City of Houston v. Bates, et al,  08-16-11, ___ SW3d ___, (Tex. June 28, 2013).

This is a pay dispute involving retired firefighters for the City of Houston Fire Department (“HFD”). The firefighters brought two claims asserting 1) improper deductions related to overtime pay and 2) improper definitions of “salary” for termination pay purposes. The trial court found for the firefighters and the court of appeals affirmed. The Texas Supreme Court affirmed as to the termination pay issue but reversed as to the overtime pay.

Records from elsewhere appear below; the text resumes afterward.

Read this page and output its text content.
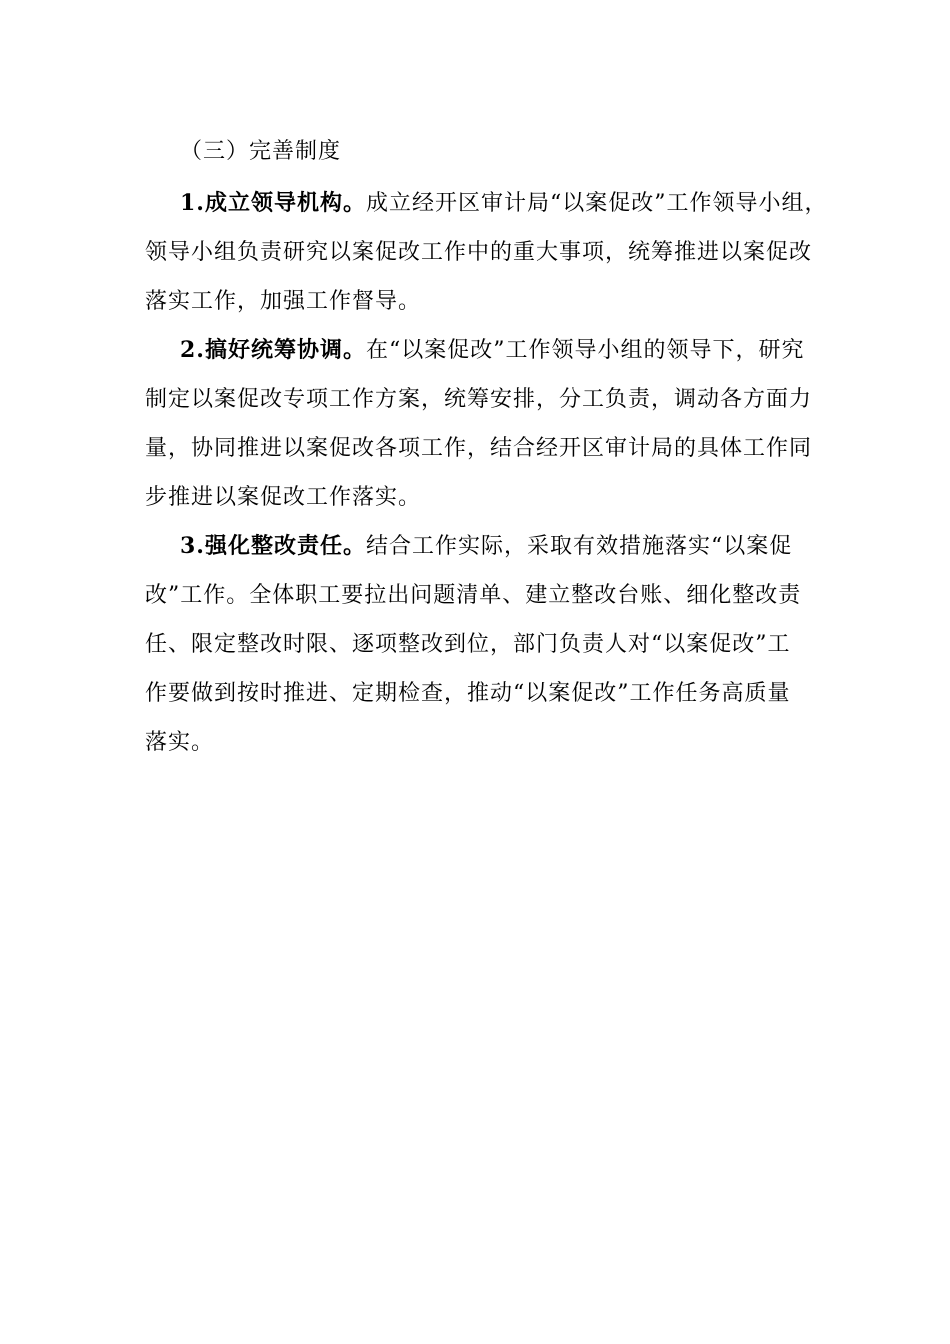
（三）完善制度
1.成立领导机构。成立经开区审计局“以案促改”工作领导小组，
领导小组负责研究以案促改工作中的重大事项，统筹推进以案促改
落实工作，加强工作督导。
2.搞好统筹协调。在“以案促改”工作领导小组的领导下，研究
制定以案促改专项工作方案，统筹安排，分工负责，调动各方面力
量，协同推进以案促改各项工作，结合经开区审计局的具体工作同
步推进以案促改工作落实。
3.强化整改责任。结合工作实际，采取有效措施落实“以案促
改”工作。全体职工要拉出问题清单、建立整改台账、细化整改责
任、限定整改时限、逐项整改到位，部门负责人对“以案促改”工
作要做到按时推进、定期检查，推动“以案促改”工作任务高质量
落实。
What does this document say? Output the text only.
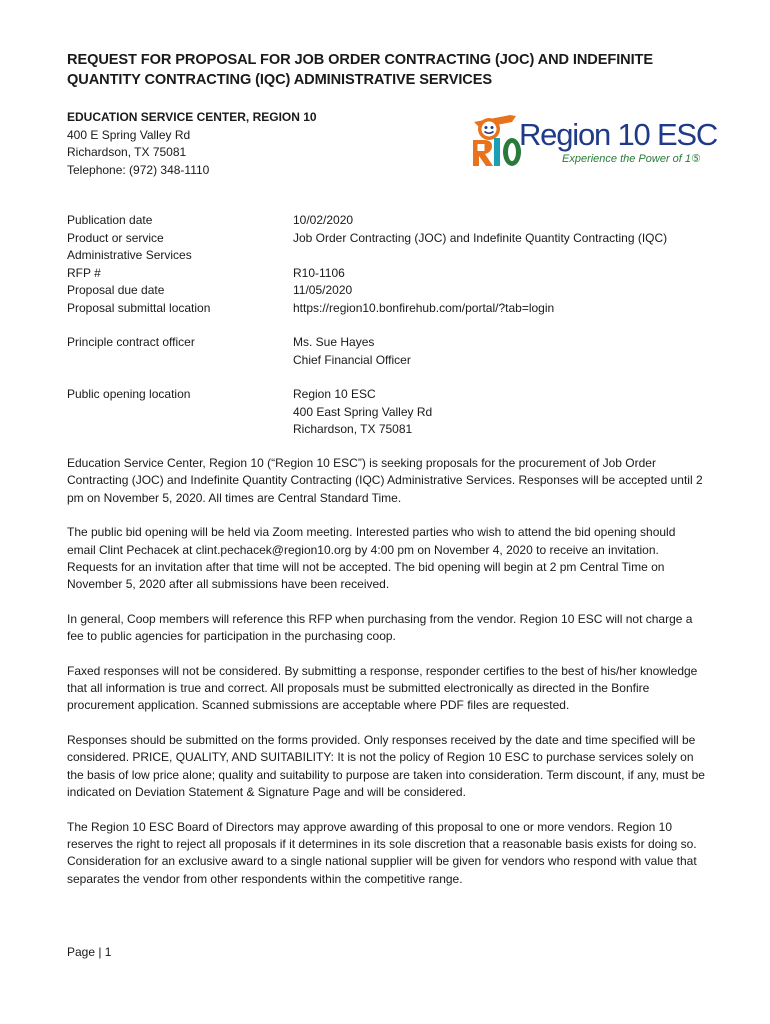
REQUEST FOR PROPOSAL FOR JOB ORDER CONTRACTING (JOC) AND INDEFINITE QUANTITY CONTRACTING (IQC) ADMINISTRATIVE SERVICES
EDUCATION SERVICE CENTER, REGION 10
400 E Spring Valley Rd
Richardson, TX 75081
Telephone: (972) 348-1110
Region 10 ESC
Experience the Power of 1⑤
Publication date	10/02/2020
Product or service	Job Order Contracting (JOC) and Indefinite Quantity Contracting (IQC)
Administrative Services
RFP #	R10-1106
Proposal due date	11/05/2020
Proposal submittal location	https://region10.bonfirehub.com/portal/?tab=login
Principle contract officer	Ms. Sue Hayes
Chief Financial Officer
Public opening location	Region 10 ESC
400 East Spring Valley Rd
Richardson, TX 75081

Education Service Center, Region 10 (“Region 10 ESC”) is seeking proposals for the procurement of Job Order Contracting (JOC) and Indefinite Quantity Contracting (IQC) Administrative Services. Responses will be accepted until 2 pm on November 5, 2020. All times are Central Standard Time.

The public bid opening will be held via Zoom meeting. Interested parties who wish to attend the bid opening should email Clint Pechacek at clint.pechacek@region10.org by 4:00 pm on November 4, 2020 to receive an invitation. Requests for an invitation after that time will not be accepted. The bid opening will begin at 2 pm Central Time on November 5, 2020 after all submissions have been received.

In general, Coop members will reference this RFP when purchasing from the vendor. Region 10 ESC will not charge a fee to public agencies for participation in the purchasing coop.

Faxed responses will not be considered. By submitting a response, responder certifies to the best of his/her knowledge that all information is true and correct. All proposals must be submitted electronically as directed in the Bonfire procurement application. Scanned submissions are acceptable where PDF files are requested.

Responses should be submitted on the forms provided. Only responses received by the date and time specified will be considered. PRICE, QUALITY, AND SUITABILITY: It is not the policy of Region 10 ESC to purchase services solely on the basis of low price alone; quality and suitability to purpose are taken into consideration. Term discount, if any, must be indicated on Deviation Statement & Signature Page and will be considered.

The Region 10 ESC Board of Directors may approve awarding of this proposal to one or more vendors. Region 10 reserves the right to reject all proposals if it determines in its sole discretion that a reasonable basis exists for doing so. Consideration for an exclusive award to a single national supplier will be given for vendors who respond with value that separates the vendor from other respondents within the competitive range.

Page | 1
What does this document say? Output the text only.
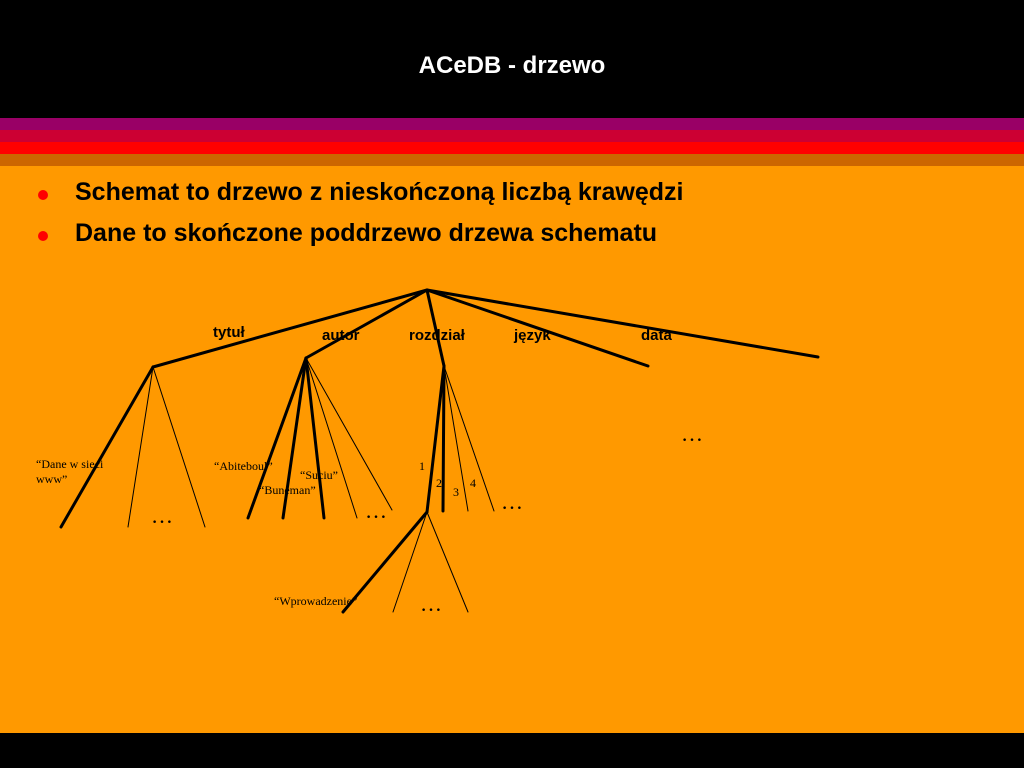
ACeDB - drzewo
Schemat to drzewo z nieskończoną liczbą krawędzi
Dane to skończone poddrzewo drzewa schematu
tytuł	autor	rozdział	język	data
“Dane w sieci www”
“Abiteboul”
“Suciu”
“Buneman”
1
2
3
4
“Wprowadzenie”
…	…	…
…
…
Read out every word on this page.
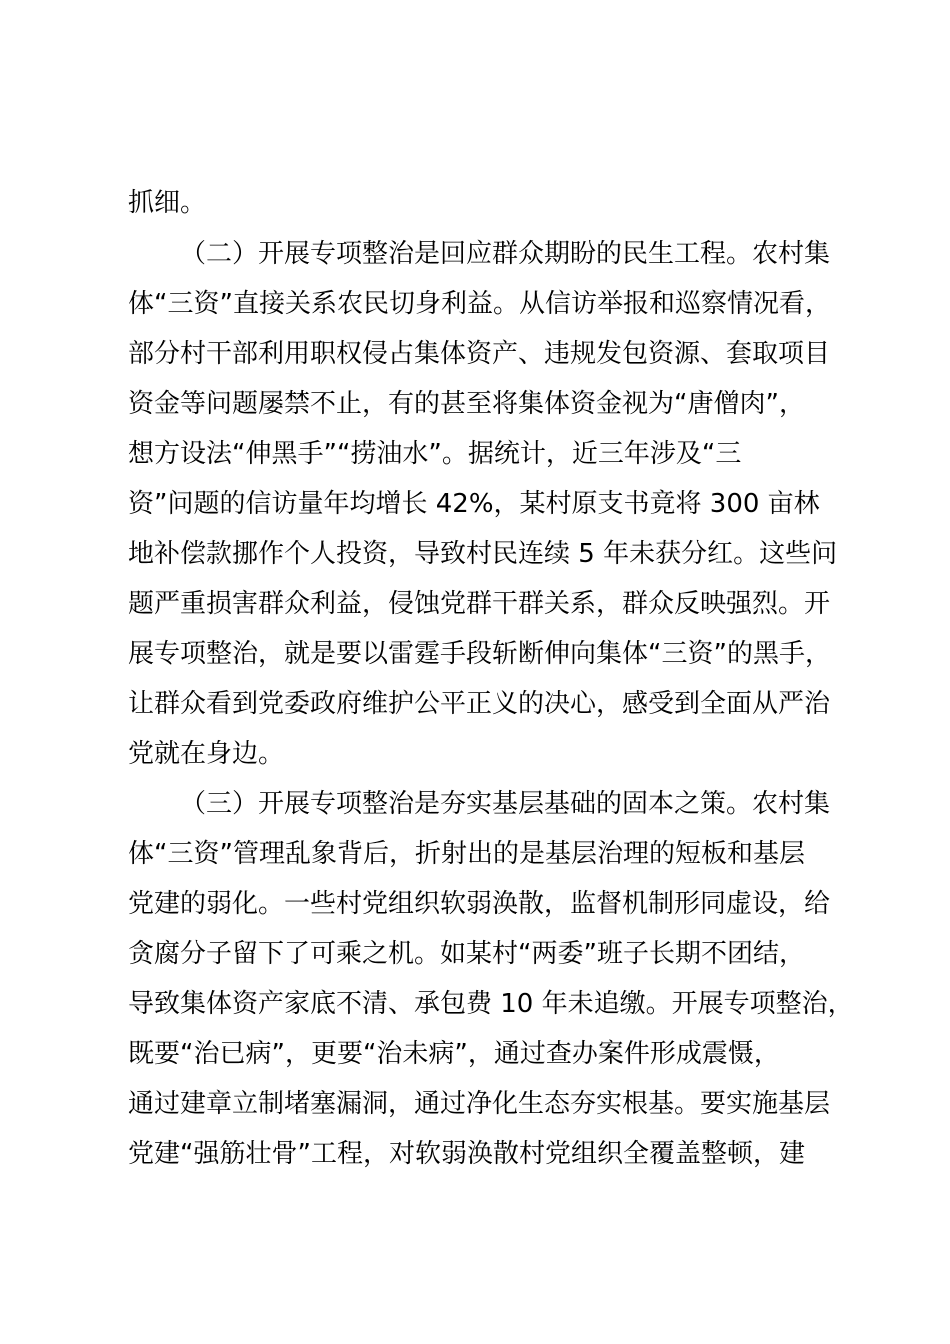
抓细。

（二）开展专项整治是回应群众期盼的民生工程。农村集

体“三资”直接关系农民切身利益。从信访举报和巡察情况看，

部分村干部利用职权侵占集体资产、违规发包资源、套取项目

资金等问题屡禁不止，有的甚至将集体资金视为“唐僧肉”，

想方设法“伸黑手”“捞油水”。据统计，近三年涉及“三

资”问题的信访量年均增长 42%，某村原支书竟将 300 亩林

地补偿款挪作个人投资，导致村民连续 5 年未获分红。这些问

题严重损害群众利益，侵蚀党群干群关系，群众反映强烈。开

展专项整治，就是要以雷霆手段斩断伸向集体“三资”的黑手，

让群众看到党委政府维护公平正义的决心，感受到全面从严治

党就在身边。

（三）开展专项整治是夯实基层基础的固本之策。农村集

体“三资”管理乱象背后，折射出的是基层治理的短板和基层

党建的弱化。一些村党组织软弱涣散，监督机制形同虚设，给

贪腐分子留下了可乘之机。如某村“两委”班子长期不团结，

导致集体资产家底不清、承包费 10 年未追缴。开展专项整治，

既要“治已病”，更要“治未病”，通过查办案件形成震慑，

通过建章立制堵塞漏洞，通过净化生态夯实根基。要实施基层

党建“强筋壮骨”工程，对软弱涣散村党组织全覆盖整顿，建
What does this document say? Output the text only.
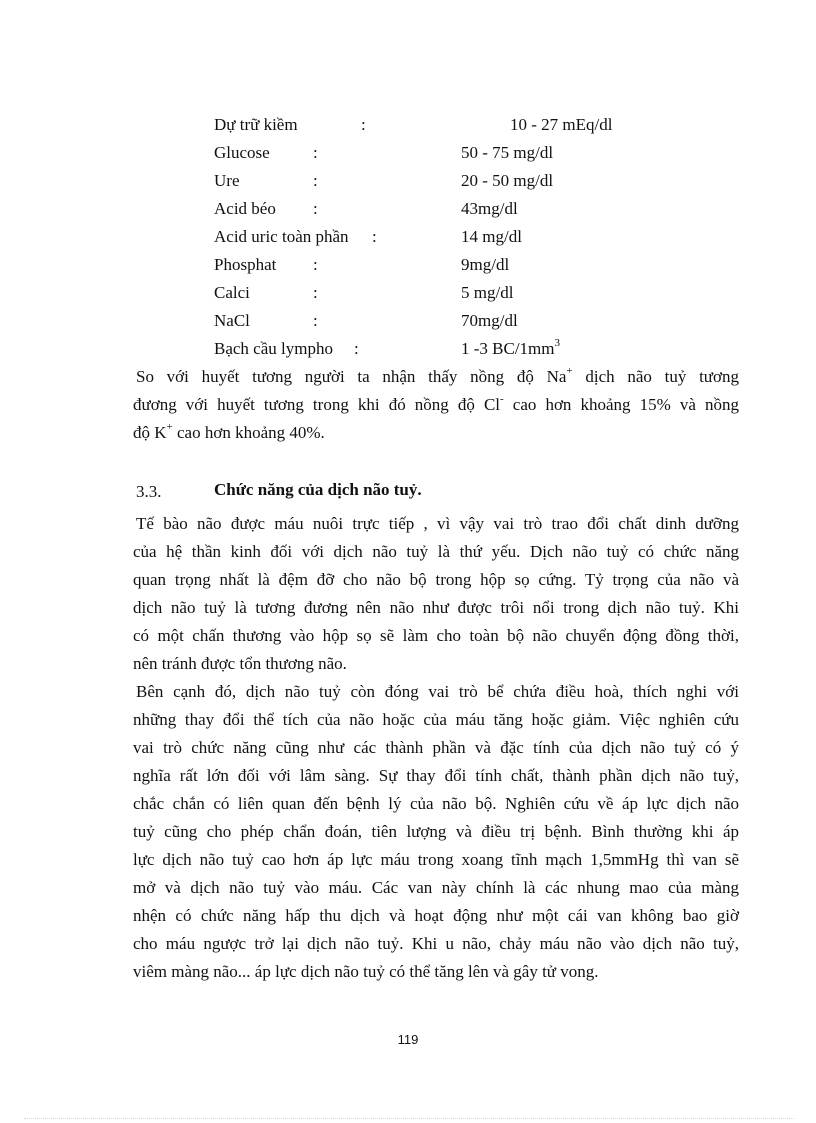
Dự trữ kiềm	:	10 - 27 mEq/dl
Glucose	:	50 - 75 mg/dl
Ure	:	20 - 50 mg/dl
Acid béo :	43mg/dl
Acid uric toàn phần :	14 mg/dl
Phosphat :	9mg/dl
Calci	:	5 mg/dl
NaCl	:	70mg/dl
Bạch cầu lympho :	1 -3 $BC/1mm^3$
So với huyết tương người ta nhận thấy nồng độ Na+ dịch não tuỷ tương
đương với huyết tương trong khi đó nồng độ Cl- cao hơn khoảng 15% và nồng
độ K+ cao hơn khoảng 40%.
3.3.	Chức năng của dịch não tuỷ.
Tế bào não được máu nuôi trực tiếp , vì vậy vai trò trao đổi chất dinh dưỡng
của hệ thần kinh đối với dịch não tuỷ là thứ yếu. Dịch não tuỷ có chức năng
quan trọng nhất là đệm đỡ cho não bộ trong hộp sọ cứng. Tỷ trọng của não và
dịch não tuỷ là tương đương nên não như được trôi nổi trong dịch não tuỷ. Khi
có một chấn thương vào hộp sọ sẽ làm cho toàn bộ não chuyển động đồng thời,
nên tránh được tổn thương não.
Bên cạnh đó, dịch não tuỷ còn đóng vai trò bể chứa điều hoà, thích nghi với
những thay đổi thể tích của não hoặc của máu tăng hoặc giảm. Việc nghiên cứu
vai trò chức năng cũng như các thành phần và đặc tính của dịch não tuỷ có ý
nghĩa rất lớn đối với lâm sàng. Sự thay đổi tính chất, thành phần dịch não tuỷ,
chắc chắn có liên quan đến bệnh lý của não bộ. Nghiên cứu về áp lực dịch não
tuỷ cũng cho phép chẩn đoán, tiên lượng và điều trị bệnh. Bình thường khi áp
lực dịch não tuỷ cao hơn áp lực máu trong xoang tĩnh mạch 1,5mmHg thì van sẽ
mở và dịch não tuỷ vào máu. Các van này chính là các nhung mao của màng
nhện có chức năng hấp thu dịch và hoạt động như một cái van không bao giờ
cho máu ngược trở lại dịch não tuỷ. Khi u não, chảy máu não vào dịch não tuỷ,
viêm màng não... áp lực dịch não tuỷ có thể tăng lên và gây tử vong.
119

Upon retirement the firefighters sued alleging the City docked their overtime pay  (what the Court characterized as a “debit dock”) and improperly excluded “premium pay” from the calculation of their salaries. With regard to the debit dock, utilizing a 72-day work cycle, HFD scheduled fire fighters to work one of four shift schedules. In any one shift schedule, a fire fighter would work eighteen 24-hour shifts throughout the 72-day work cycle. HFD required fire fighters to work additional 24-hour shifts, called “debit days,” each work cycle, which increased at times of staff shortages. To encourage attendance HFD designated the last eight hours of each debit day eligible for overtime. HFD required a fire fighter to be physically present to get overtime pay. Upon retirement two of the firefighters had their paychecks deducted for previously overpaid overtime. The overtime pay the City deducted related to debit days the City allowed them to either “ride out” or related to vacation leave.  It’s undisputed the officers did not physically work those days. But the firefighters claim they were on “authorized leave” under §142.0017 of the Texas Local Government Code which requires such leave be included in calculating the number of hours within a 72-day work cycle.

Regarding the termination pay calculation, the City allowed firefighters to accumulate unused sick and vacation leave. In most cases, civil service laws require accumulated vacation and sick leave to be valued at the fire fighter’s “salary” at the time the fire fighter accumulated the leave. See id. §§ 143.115(b), .116(b). This lump-sum payment is often referred to as termination pay.  However, the City, by ordinance, excluded certain types of premium pay including educational incentive pay and assignment pay from the definition of “salary” for purposes of calculating termination pay.

For the analysis of the debit day issue, the Texas Supreme Court sought to determine whether the Legislature intended the phrase “any other authorized leave” in §142.0017(e)(2) to encompass only other forms of paid leave, which is the City’s position. After a detailed statutory construction analysis, the Court agreed with the City and held “authorized leave” encompasses only other forms of paid leave, not approved unpaid leave.

The Court disagreed with the City regarding the proper calculation of “salary” for termination pay purposes. The City ordinances which excluded certain types of premium pay are preempted by civil service laws. Again after a detailed statutory analysis the Court held the term “salary” includes all forms of premium pay, including those which were discretionarily given.